Head coach of Ukraine’s boxing team of Dnipropetrovsk Oblast killed in the Russian missile strike. On 15 January, the Ukrainian Boxing Federation informed that the honored boxing coach and head coach of the boxing team of Dnipropetrovsk Oblast Mykhailo Korenovskyi was killed in a Russian missile strike in Dnipro city.

Due to Russia’s military aggression, 320 sports facilities were damaged in Ukraine, 87 of them were completely or partially destroyed – Ukrainian Minister of Youth and Sports Vadym Gutzeit.

Russian troops target a rehabilitation center for children, and residential buildings in Kherson. On 15 January, seven Ukrainian civilians in Kherson were hospitalized after the Russian Army targeted the Red Cross office, a rehabilitation center for children, and residential buildings, informed Head of Regional Military Administration Yaroslav Yanushevych.

Russia abducted 2,000 children from Ukraine since New Year – US at OSCE. Russia has abducted as many as 2,000 children from Ukraine into Russia since 1 January and is continuing filtration operations, Michael Carpenter, the US representative to the OSCE has stated.

Environmental

Germany opened its 2nd liquefied natural gas terminal on Jan 14, “part of a drive by Europe’s biggest economy to put reliance on Russian energy sources firmly behind it” – AP.

Torture, abductions and deportations fail to crush resistance to Russian invaders in occupied Melitopol.
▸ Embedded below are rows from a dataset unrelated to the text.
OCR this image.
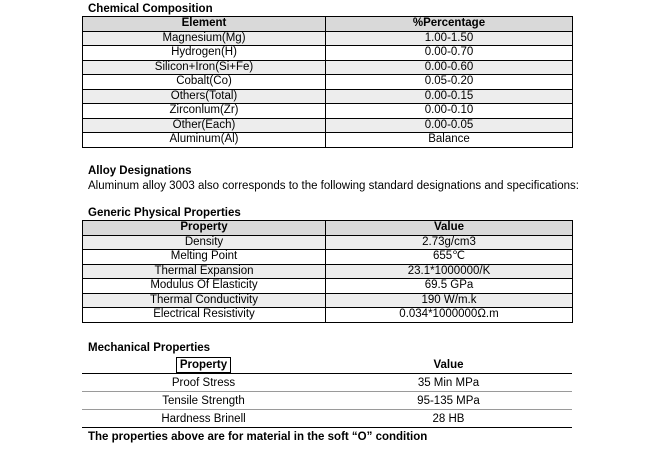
Chemical Composition
Element	%Percentage
Magnesium(Mg)	1.00-1.50
Hydrogen(H)	0.00-0.70
Silicon+Iron(Si+Fe)	0.00-0.60
Cobalt(Co)	0.05-0.20
Others(Total)	0.00-0.15
Zirconlum(Zr)	0.00-0.10
Other(Each)	0.00-0.05
Aluminum(Al)	Balance
Alloy Designations
Aluminum alloy 3003 also corresponds to the following standard designations and specifications:
Generic Physical Properties
Property	Value
Density	2.73g/cm3
Melting Point	655℃
Thermal Expansion	23.1*1000000/K
Modulus Of Elasticity	69.5 GPa
Thermal Conductivity	190 W/m.k
Electrical Resistivity	0.034*1000000Ω.m
Mechanical Properties
Property	Value
Proof Stress	35 Min MPa
Tensile Strength	95-135 MPa
Hardness Brinell	28 HB
The properties above are for material in the soft “O” condition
Russia stepped up its methods of terror in occupied Melitopol (Zaporizhzhia oblast) following its forced retreat from Kherson and parts of the Kherson oblast.  Ivan Fedorov, Mayor of Melitopol, recently told Dzerkalo Tyzhnia that the Russians who had retreated from Kherson oblast to occupied Zaporizhzhia oblast “are behaving like animals”, abducting and raping civilians.  There has also been a sharp increase in looting.

Support

https://twitter.com/EuromaidanPress/status/1614727000362737664

Speaker of Latvian Saeima meets with Zelenskyy during a working visit to Ukraine. On 12 January, Latvian Saeima Speaker Edvards Smiltēns arrived in Kyiv to voice Latvia’s support for the Ukrainian people, who suffer from Russia’s military aggression, and meet with Ukraine’s President Volodymyr Zelenskyy and Speaker of the Verkhovna Rada Ruslan Stefanchuk, the Latvian parliament reported.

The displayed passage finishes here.